While our findings remain correlative rather than causal, there are plausible mechanisms through which air pollution could be affecting Covid-19 outcomes. Given the existing evidence of a link between exposure to air pollution and a persistent inflammatory response within the respiratory tract (Abbey et al. 1999; De Weerdt et al. 2020; Conticini et al. 2020), it is possible that individuals who have experienced long term pollution exposure will face a higher risk of hospitalisation and death upon contracting Covid-19. Furthermore, since it has also been claimed that exposure to pollution can increase the risk of infection by viruses that target the respiratory tract (Travaglio et al. 2020; Conticini et al. 2020), and that particulate matter might actually carry the Covid-19 virus (Setti et al. 2020), it is also feasible that pollution exposure could increase the number of actual Covid-19 cases.

Two clear policy implications arise from our analysis. First, the impact of poor air quality on Covid-19 morbidity and mortality represents a considerable and unexpected additional cost from air pollution. Our results would therefore suggest that more stringent air pollution regulation may be required, even in a relatively well-regulated nation such as the Netherlands. Second, our findings should prove useful to public health officials by signaling where subsequent waves of Covid-19, or indeed future pandemics of respiratory disease, might hit hardest. This could be particularly important in countries where pollution sources don’t correlate well with major metropolitan areas. If, for instance, livestock production is a major source of emissions, as may be the case in some parts of the Netherlands, then advance warning may prove particularly beneficial for rural areas where healthcare infrastructure and coordination may be less developed.

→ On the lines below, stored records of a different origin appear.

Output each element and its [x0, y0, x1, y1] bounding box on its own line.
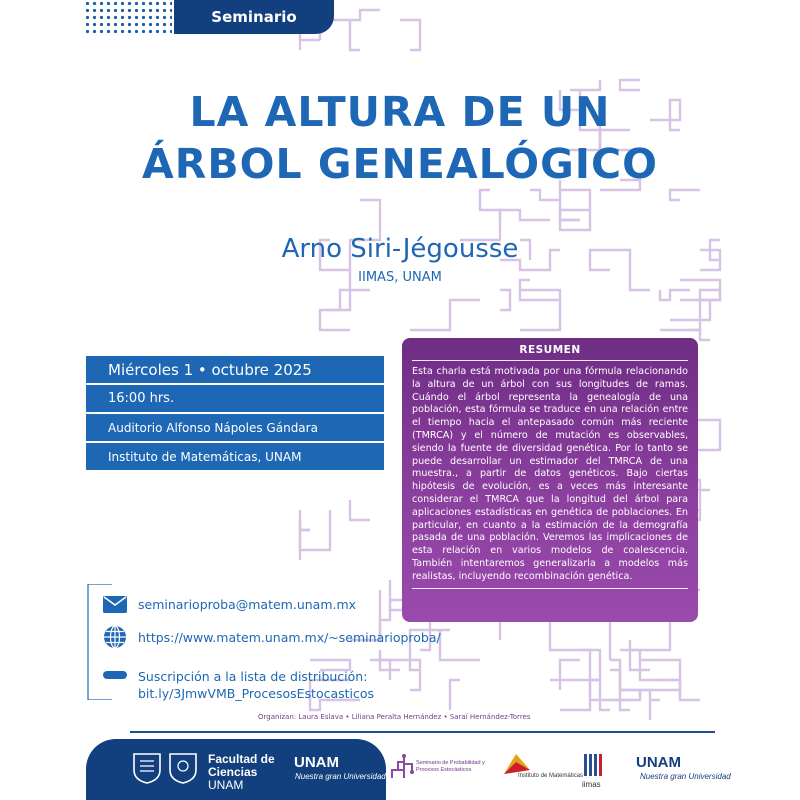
talk-title-line-2: ÁRBOL GENEALÓGICO: [142, 140, 658, 188]
iimas-logo-text: iimas: [582, 780, 601, 789]
unam-motto: Nuestra gran Universidad: [295, 772, 386, 781]
tree-branch: [620, 650, 700, 700]
date-bar: Miércoles 1 • octubre 2025: [86, 356, 384, 383]
institute-bar: Instituto de Matemáticas, UNAM: [86, 443, 384, 470]
tree-branch: [350, 500, 370, 520]
website-link[interactable]: https://www.matem.unam.mx/~seminarioproba/: [138, 630, 441, 645]
tree-branch: [520, 290, 560, 330]
speaker-name: Arno Siri-Jégousse: [281, 234, 519, 264]
iimas-logo-icon: [582, 752, 604, 778]
im-logo-text: Instituto de Matemáticas: [518, 773, 584, 779]
tree-branch: [580, 650, 630, 700]
envelope-icon: [103, 596, 127, 613]
talk-title-line-1: LA ALTURA DE UN: [189, 88, 611, 136]
email-link[interactable]: seminarioproba@matem.unam.mx: [138, 597, 357, 612]
venue-bar: Auditorio Alfonso Nápoles Gándara: [86, 414, 384, 441]
tree-branch: [440, 630, 480, 660]
subscription-link[interactable]: bit.ly/3JmwVMB_ProcesosEstocasticos: [138, 686, 375, 701]
organizers-names: Laura Eslava • Liliana Peralta Hernández • Saraí Hernández-Torres: [298, 713, 531, 721]
tree-branch: [610, 620, 620, 660]
seminar-logo-text: Seminario de Probabilidad y Procesos Estocásticos: [416, 760, 485, 773]
unam-wordmark-right: UNAM: [636, 754, 681, 771]
faculty-name-line-3: UNAM: [208, 778, 244, 792]
organizers-label: Organizan:: [258, 713, 297, 721]
faculty-name-line-1: Facultad de: [208, 752, 275, 766]
tree-branch: [410, 300, 480, 330]
fc-shield-icon: [168, 752, 198, 784]
tree-branch: [300, 510, 310, 530]
speaker-affiliation: IIMAS, UNAM: [358, 270, 442, 285]
footer-divider: [130, 731, 715, 733]
tree-branch: [660, 290, 690, 300]
tree-branch: [350, 20, 360, 50]
tree-branch: [500, 290, 510, 310]
summary-heading: RESUMEN: [412, 344, 688, 361]
tree-branch: [560, 210, 590, 220]
tree-branch: [670, 190, 700, 200]
summary-text: Esta charla está motivada por una fórmula relacionando la altura de un árbol con sus longitudes de ramas. Cuándo el árbol representa la genealogía de una población, esta fórmula se traduce en una relación entre el tiempo hacia el antepasado común más reciente (TMRCA) y el número de mutación es observables, siendo la fuente de diversidad genética. Por lo tanto se puede desarrollar un estimador del TMRCA de una muestra., a partir de datos genéticos. Bajo ciertas hipótesis de evolución, es a veces más interesante considerar el TMRCA que la longitud del árbol para aplicaciones estadísticas en genética de poblaciones. En particular, en cuanto a la estimación de la demografía pasada de una población. Veremos las implicaciones de esta relación en varios modelos de coalescencia. También intentaremos generalizarla a modelos más realistas, incluyendo recombinación genética.: [412, 366, 688, 589]
time-bar: 16:00 hrs.: [86, 385, 384, 412]
tree-branch: [610, 670, 650, 720]
faculty-name-line-2: Ciencias: [208, 765, 258, 779]
summary-box: [402, 338, 698, 622]
tree-branch: [670, 300, 710, 320]
seminar-tree-icon: [388, 752, 418, 782]
seminar-tag: Seminario: [174, 0, 334, 34]
subscription-label: Suscripción a la lista de distribución:: [138, 669, 368, 684]
unam-wordmark: UNAM: [294, 754, 339, 771]
tree-branch: [610, 660, 640, 700]
tree-branch: [560, 680, 590, 710]
tree-branch: [560, 660, 610, 710]
tree-branch: [300, 520, 310, 530]
tree-branch: [550, 680, 560, 690]
tree-branch: [530, 190, 560, 200]
organizers-line: [258, 713, 531, 721]
tree-branch: [500, 210, 550, 220]
dot-pattern: [84, 0, 172, 34]
tree-branch: [460, 190, 500, 240]
tree-branch: [400, 20, 420, 50]
list-icon: [103, 668, 127, 682]
unam-motto-right: Nuestra gran Universidad: [640, 772, 731, 781]
globe-icon: [103, 625, 127, 649]
unam-shield-icon: [132, 752, 162, 784]
tree-branch: [380, 660, 420, 690]
tree-branch: [450, 680, 460, 710]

We believe the statistical relationships we have observed between \(PM_{2.5}\) concentrations and Covid-19 data are robust. Furthermore, given the established literature linking poor air quality with respiratory disease, the existence of a similar link between poor air quality and Covid-19 outcomes is plausible. By focusing on the Netherlands we can also be confident that the correlations we find between \(PM_{2.5}\) and Covid-19 outcomes are not simply a result of Covid-19 cases being clustered in large cities where pollution may be higher, as may be the case in Northern Italy for instance. As we have noted, Covid-19 hotspots in the Netherlands were in relatively rural regions rather than the big cities. Nevertheless, a degree of caution is needed. We do not claim to have found a causal relationship between pollution and Covid-19 outcomes. Instead, we have found correlations that persist even when a wide range of control variables are included and a number of different estimation methods are utilised. Until detailed individual-level data is available providing information on Covid-19 and a wide range of other individual characteristics the statistical evidence of a link between air quality and Covid-19 outcomes will remain suggestive rather than conclusive.